Bocah itu terus saja berbicara tanpa memberi kesempatan pada Mahdi untuk menyela. Tiba-tiba suara bocah itu berubah. Kalau tadinya Ia berkata begitu tegas dan terdengar sangat menusuk, kini Ia bersuara lirih, mengiba.
“Ketahuilah Tuan, kami ini berpuasa tanpa ujung, kami senantiasa berpuasa meski bukan waktunya bulan puasa, lantaran memang tak ada makanan yang bisa kami makan. Sementara Tuan hanya berpuasa sepanjang siang saja. Dan ketahuilah juga, justru Tuan dan orang-orang di sekeliling Tuan lah yang menyakiti perasaan kami dengan berpakaian yang luar biasa mewahnya, lalu kalian sebut itu menyambut Ramadhan dan Idul Fitri? Bukankah kalian juga yang selalu berlebihan dalam mempersiapkan makanan yang luar biasa bervariasi banyaknya, segala rupa ada, lantas kalian menyebutnya dengan istilah menyambut Ramadhan dan Idul Fitri? Tuan, sebelas bulan kalian semua tertawa di saat kami menangis, bahkan pada bulan Ramadhan pun hanya ada kepedulian yang seadanya pula. Tuan, kalianlah yang melupakan kami, kalianlah yang menggoda kami, dua belas bulan tanpa terkecuali termasuk di bulan Ramadhan ini. Apa yang telah saya lakukan adalah yang kalian lakukan juga terhadap orang-orang kecil seperti kami! Tuan, sadarkah Tuan akan ketidakabadian harta? Lalu kenapakah kalian masih saja mendekap harta secara berlebih? Tuan, sadarkah apa yang terjadi bila Tuan dan orang-orang sekeliling Tuan tertawa sepanjang masa dan melupakan kami yang semestinya diingat? Bahkan, berlebihannya Tuan dan orang-orang di sekeliling Tuan bukan hanya pada penggunaan harta, tapi juga pada dosa dan maksiat. Tahukah Tuan akan adanya azab Tuhan yang akan menimpa? Tuan, jangan merasa aman lantaran kaki masih menginjak bumi. Tuan, jangan merasa perut akan tetap kenyang lantaran masih tersimpan pangan ‘tuk setahun, jangan pernah merasa matahari tidak akan pernah menyatu dengan bumi kelak.” Rutuk bocah itu.
Entahlah apa yang ada di kepala dan hati Mahdi. Mulut yang tadinya sudah tidak tahan untuk menasihati itu kini terdiam. Pikiran yang sedari tadi sudah menampung berbagai pertanyaan itu kini membeku. Amarah yang membara itu kini menjadi butiran kesedihan dan perasaan bersalah pada bocah itu. Tubuh yang tadinya semangat untuk membela warga dan dirinya itu kini terkulai lemas. Kalimat demi kalimat meluncur deras dari mulut bocah kecil itu tanpa bisa dihentikan. Dan hebatnya, semua yang disampaikan bocah tersebut adalah benar adanya.

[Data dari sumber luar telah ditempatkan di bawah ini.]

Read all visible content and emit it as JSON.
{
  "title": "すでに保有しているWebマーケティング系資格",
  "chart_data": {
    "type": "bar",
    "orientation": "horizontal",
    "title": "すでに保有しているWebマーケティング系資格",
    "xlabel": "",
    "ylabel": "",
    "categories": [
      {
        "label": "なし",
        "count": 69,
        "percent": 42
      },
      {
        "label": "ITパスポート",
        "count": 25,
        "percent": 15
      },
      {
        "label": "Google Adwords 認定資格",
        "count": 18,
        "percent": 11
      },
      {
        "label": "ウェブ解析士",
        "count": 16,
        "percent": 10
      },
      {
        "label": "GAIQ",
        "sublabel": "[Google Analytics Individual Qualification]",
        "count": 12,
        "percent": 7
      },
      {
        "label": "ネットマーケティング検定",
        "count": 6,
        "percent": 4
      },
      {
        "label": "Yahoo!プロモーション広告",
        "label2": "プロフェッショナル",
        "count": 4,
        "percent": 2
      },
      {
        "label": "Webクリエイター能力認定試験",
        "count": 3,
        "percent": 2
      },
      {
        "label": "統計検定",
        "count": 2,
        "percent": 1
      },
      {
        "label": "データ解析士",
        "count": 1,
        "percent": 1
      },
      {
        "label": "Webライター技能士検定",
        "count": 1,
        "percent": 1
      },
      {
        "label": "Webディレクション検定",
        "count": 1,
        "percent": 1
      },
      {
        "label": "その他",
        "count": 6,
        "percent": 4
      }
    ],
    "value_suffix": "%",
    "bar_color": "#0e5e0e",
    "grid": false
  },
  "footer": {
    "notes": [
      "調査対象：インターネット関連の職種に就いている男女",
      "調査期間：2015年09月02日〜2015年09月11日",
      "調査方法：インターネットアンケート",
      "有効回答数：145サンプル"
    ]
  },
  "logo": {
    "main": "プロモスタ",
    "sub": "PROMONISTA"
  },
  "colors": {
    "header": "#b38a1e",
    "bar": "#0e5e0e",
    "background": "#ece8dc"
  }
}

Setelah berkata pedas dan tajam seperti itu, bocah itu pergi begitu saja meninggalkan Mahdi yang dibuatnya terbengong-bengong. Begitu sadar, Mahdi berlari mengejar ke arah bocah itu berlari. Ia edarkan pandangan ke seluruh sudut yang bisa dilihatnya, tapi Ia tidak menemukan bocah itu. Di tengah deru nafasnya yang memburu, Ia tanya semua orang di ujung jalan mengenai bocah di kampung kumuh itu.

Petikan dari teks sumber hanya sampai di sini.